The aim of the project was not to suggest that reorganisation or system change would automatically lead to better humanitarian outcomes. Any reform of humanitarian action would still be confronted with external politics and patterns of power, military imperatives and the brutishness of war, and would remain constrained by a lack of power to control or influence these dynamics. But we thought that, by imagining a more adaptable, flexible and transparent form of humanitarian action, and doing more to capitalise on the skills, capacities and ingenuity of those outside the formal system, the sector would be better equipped to confront the exigencies of today’s crises.
The international humanitarian system needed a rethink, a modernisation, an upgrade, an honest conversation with itself. This project could help catalyse that thinking. Even the name, Constructive Deconstruction, was intended to suggest that reimagining and rebuilding a more transparent system required dismantling what currently exists – at least intellectually – and challenging the values, assumptions and incentives that underpin humanitarian action today.
The research itself was based on the twin methods of deconstruction, using a combination of social science theory and previous analysis of the sector’s architecture, performance and political economy; and reconstruction, reimagining what a more effective humanitarian system would look and act like if we truly ‘put people at the centre’ and designed the system from the perspective of its users up and down the humanitarian value chain.

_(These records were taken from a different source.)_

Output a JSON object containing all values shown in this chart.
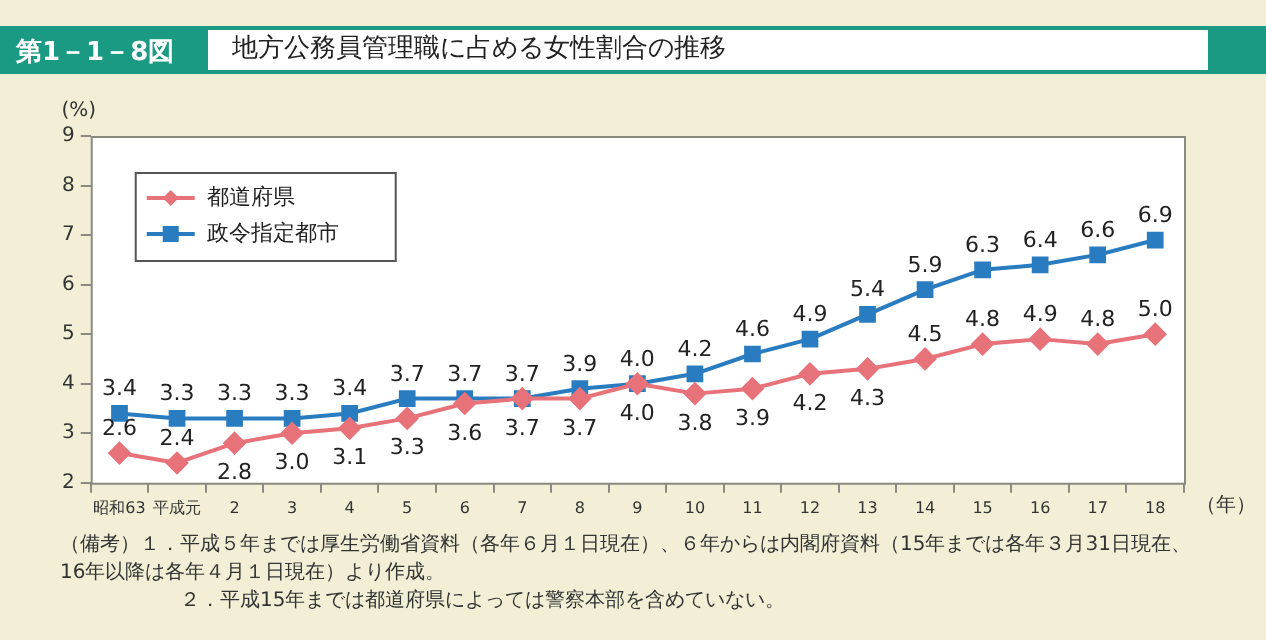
{
  "chart_data": {
    "type": "line",
    "title": "地方公務員管理職に占める女性割合の推移",
    "subtitle": "第1－1－8図",
    "ylabel": "(%)",
    "xlabel": "（年）",
    "categories": [
      "昭和63",
      "平成元",
      "2",
      "3",
      "4",
      "5",
      "6",
      "7",
      "8",
      "9",
      "10",
      "11",
      "12",
      "13",
      "14",
      "15",
      "16",
      "17",
      "18"
    ],
    "series": [
      {
        "name": "都道府県",
        "color": "#e8727a",
        "marker": "diamond",
        "values": [
          2.6,
          2.4,
          2.8,
          3.0,
          3.1,
          3.3,
          3.6,
          3.7,
          3.7,
          4.0,
          3.8,
          3.9,
          4.2,
          4.3,
          4.5,
          4.8,
          4.9,
          4.8,
          5.0
        ],
        "value_labels": [
          "2.6",
          "2.4",
          "2.8",
          "3.0",
          "3.1",
          "3.3",
          "3.6",
          "3.7",
          "3.7",
          "4.0",
          "3.8",
          "3.9",
          "4.2",
          "4.3",
          "4.5",
          "4.8",
          "4.9",
          "4.8",
          "5.0"
        ]
      },
      {
        "name": "政令指定都市",
        "color": "#2a7cc0",
        "marker": "square",
        "values": [
          3.4,
          3.3,
          3.3,
          3.3,
          3.4,
          3.7,
          3.7,
          3.7,
          3.9,
          4.0,
          4.2,
          4.6,
          4.9,
          5.4,
          5.9,
          6.3,
          6.4,
          6.6,
          6.9
        ],
        "value_labels": [
          "3.4",
          "3.3",
          "3.3",
          "3.3",
          "3.4",
          "3.7",
          "3.7",
          "3.7",
          "3.9",
          "4.0",
          "4.2",
          "4.6",
          "4.9",
          "5.4",
          "5.9",
          "6.3",
          "6.4",
          "6.6",
          "6.9"
        ]
      }
    ],
    "ylim": [
      2,
      9
    ],
    "yticks": [
      2,
      3,
      4,
      5,
      6,
      7,
      8,
      9
    ],
    "grid": false,
    "legend": "top left",
    "line_style": "solid",
    "annotations": [
      "（備考）１．平成５年までは厚生労働省資料（各年６月１日現在）、６年からは内閣府資料（15年までは各年３月31日現在、16年以降は各年４月１日現在）より作成。",
      "２．平成15年までは都道府県によっては警察本部を含めていない。"
    ]
  }
}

For this we used Design Thinking, a collaborative tool that mixes empathy with systems design to develop more user-friendly human systems.
What we found throughout the process was that, when you put yourself in other people’s shoes and judge problems from their perspectives, the results can surprise you. In place of politics, mandates and bureaucratic processes emerges compassion, ingenuity and good sense. When viewing the humanitarian system through the lens of its users’ experience – whether a refugee, a local official, a donor, a country director from an international organisation or the head of a local NGO, or a volunteer – its requirements, functions and configurations change.
Our research suggested that before reforming the architecture of the humanitarian system, we must first address what lies beneath.